05:20J'ai bien vu la déclaration du ministre Nunez disant s'il n'y avait pas d'usagers, il n'y aurait pas de trafic.
05:26Oui, oui.
05:27C'est même pas vrai.
05:30Quand c'est légal, il n'y a pas de trafic et il y a des usagers.
05:32Mais moi, ce que je note, vous voyez, on est sur le débat sur la loi de finances.
05:39Il y a ce qu'on appelle le fonds de concours drogue.
05:41C'est l'argent, les saisies que l'on fait du trafic et que l'on va réinjecter dans les politiques publiques.
05:4910% va à la prévention.
05:52Donc, si on ne veut pas de consommateurs, il faudrait peut-être commencer par travailler,
05:56à mettre en place ce qu'on a complètement abandonné ces dernières années,
05:59une politique d'information, une politique de prévention,
06:02des structures d'accompagnement.
06:04Et ça, c'est un aspect qui a été laissé à l'abandon depuis des années.
06:10Et certains acteurs militent aujourd'hui pour engager les citoyens dans cette lutte contre le narcotrafic.
06:15C'est une bonne idée, mais ça ne peut pas être suffisant, évidemment.
06:19Vous savez, ce qu'on voit au niveau international, c'est quoi ?
06:23Il y a deux mouvements.
06:24Il y a un mouvement de légalisation contrôlée et de commerce légal sous le contrôle de l'État.
06:29L'autre mouvement, c'est l'ultra-répression.
06:32Le record, ça a été les Philippines avec Rodrigo Duterte qui a laissé se construire des milices privées
06:39qui allaient assassiner des gens qui figuraient sur une liste.
06:44Rodrigo Duterte a constaté lui-même que c'était un échec,
06:47que ça n'avait pas réduit la consommation de drogue ni le trafic.
06:50et il croupit aujourd'hui dans les prisons mises en cause par la Cour de justice internationale.
06:57Donc, ce modèle de l'hyper-répression, de la mobilisation des milices privées,
07:03il ne va provoquer que de la surenchère.
07:05Et je peux vous garantir que ça ne réduira pas l'usage de stupéfiants
07:10et que ça ne réduira pas le trafic.
07:12Yann Biziou a un dernier mot avec vous, plus large, sur le narcotrafic mondial.
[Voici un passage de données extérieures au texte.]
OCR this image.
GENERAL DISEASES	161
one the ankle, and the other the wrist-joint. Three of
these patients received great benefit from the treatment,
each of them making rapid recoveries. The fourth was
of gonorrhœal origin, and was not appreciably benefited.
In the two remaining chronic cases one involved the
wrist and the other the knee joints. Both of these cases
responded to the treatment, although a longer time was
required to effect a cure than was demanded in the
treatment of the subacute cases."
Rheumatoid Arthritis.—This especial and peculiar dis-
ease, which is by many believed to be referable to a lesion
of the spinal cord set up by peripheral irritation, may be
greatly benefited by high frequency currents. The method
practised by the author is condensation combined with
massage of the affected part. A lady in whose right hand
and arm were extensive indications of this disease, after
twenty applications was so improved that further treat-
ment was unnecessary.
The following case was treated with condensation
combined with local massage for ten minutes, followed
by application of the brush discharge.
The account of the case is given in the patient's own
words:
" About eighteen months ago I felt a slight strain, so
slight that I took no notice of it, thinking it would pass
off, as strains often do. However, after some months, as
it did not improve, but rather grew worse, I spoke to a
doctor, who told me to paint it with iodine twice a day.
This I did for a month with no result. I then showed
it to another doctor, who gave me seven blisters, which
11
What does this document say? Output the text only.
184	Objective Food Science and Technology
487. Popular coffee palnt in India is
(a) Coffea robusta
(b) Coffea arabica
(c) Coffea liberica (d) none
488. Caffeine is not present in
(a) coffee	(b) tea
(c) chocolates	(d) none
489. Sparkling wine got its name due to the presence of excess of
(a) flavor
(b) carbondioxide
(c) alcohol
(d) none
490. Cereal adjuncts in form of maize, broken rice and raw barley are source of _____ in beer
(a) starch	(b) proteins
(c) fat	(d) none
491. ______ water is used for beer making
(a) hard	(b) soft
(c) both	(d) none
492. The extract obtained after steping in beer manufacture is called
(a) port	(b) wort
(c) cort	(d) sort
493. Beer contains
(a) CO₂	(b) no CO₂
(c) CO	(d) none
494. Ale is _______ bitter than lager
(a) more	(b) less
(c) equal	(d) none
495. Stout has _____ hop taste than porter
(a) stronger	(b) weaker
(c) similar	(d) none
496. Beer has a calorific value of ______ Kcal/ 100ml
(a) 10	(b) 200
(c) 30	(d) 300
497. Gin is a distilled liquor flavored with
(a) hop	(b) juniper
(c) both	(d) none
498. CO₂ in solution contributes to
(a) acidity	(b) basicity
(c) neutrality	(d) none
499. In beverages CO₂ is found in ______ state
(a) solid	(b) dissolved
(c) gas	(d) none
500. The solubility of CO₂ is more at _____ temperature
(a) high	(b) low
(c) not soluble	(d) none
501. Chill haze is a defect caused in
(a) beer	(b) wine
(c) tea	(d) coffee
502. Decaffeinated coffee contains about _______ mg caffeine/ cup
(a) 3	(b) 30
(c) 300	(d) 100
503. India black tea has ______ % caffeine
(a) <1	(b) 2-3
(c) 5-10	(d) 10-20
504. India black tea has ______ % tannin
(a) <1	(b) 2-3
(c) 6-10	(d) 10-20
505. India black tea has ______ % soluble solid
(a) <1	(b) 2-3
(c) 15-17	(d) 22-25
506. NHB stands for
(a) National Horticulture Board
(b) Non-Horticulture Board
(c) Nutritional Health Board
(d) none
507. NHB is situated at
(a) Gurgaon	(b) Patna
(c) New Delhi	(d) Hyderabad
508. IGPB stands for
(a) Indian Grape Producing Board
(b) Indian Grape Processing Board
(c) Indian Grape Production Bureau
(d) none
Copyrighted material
07:16On le sait, Donald Trump s'en prend au réseau en Amérique latine.
07:19La route de la drogue vers les États-Unis, c'est nettement compliqué.
07:22Ça peut, ça a déjà des retombées en France ?
07:27À ma connaissance, non.
07:29À ma connaissance, non.
07:30Il faudrait interroger les spécialistes de l'OFAST sur le sujet.
07:35Vous savez, moi, j'illustre toujours la situation avec un exemple, c'est celui du Covid.
07:41On a été confinés, l'économie s'est arrêtée pendant deux mois et demi.
07:46Le trafic a mis 15 jours à se réorganiser.
07:5015 jours.
07:50Donc, le trafic, c'est du capitalisme sans règles,
07:56dans lequel vous pouvez tuer votre concurrent,
07:58dans lequel tout est permis, dans lequel il n'y a aucune limite.
08:02Ces gens-là s'organiseront, ils s'adapteront.
08:04Et s'ils ne peuvent plus passer, en effet, par bateau,
08:07ils feront, comme on l'a vu, des sous-marins.
08:09Et si ce n'est pas les sous-marins, ce sera des drones.
08:11Et si ce n'est pas les drones, ce sera autre chose.
08:14Le problème, c'est que les masses financières que représente le trafic
08:19leur donnent des moyens considérables.
08:21Et donc, la première chose à faire, c'est de les priver de ce revenu.
08:25Et ça, ça me paraît être l'alpha et l'oméga de toutes les politiques,
08:30avec la prévention et l'information.
08:31Merci pour vos lumières, Yann Bizou, sur l'antenne de France 24.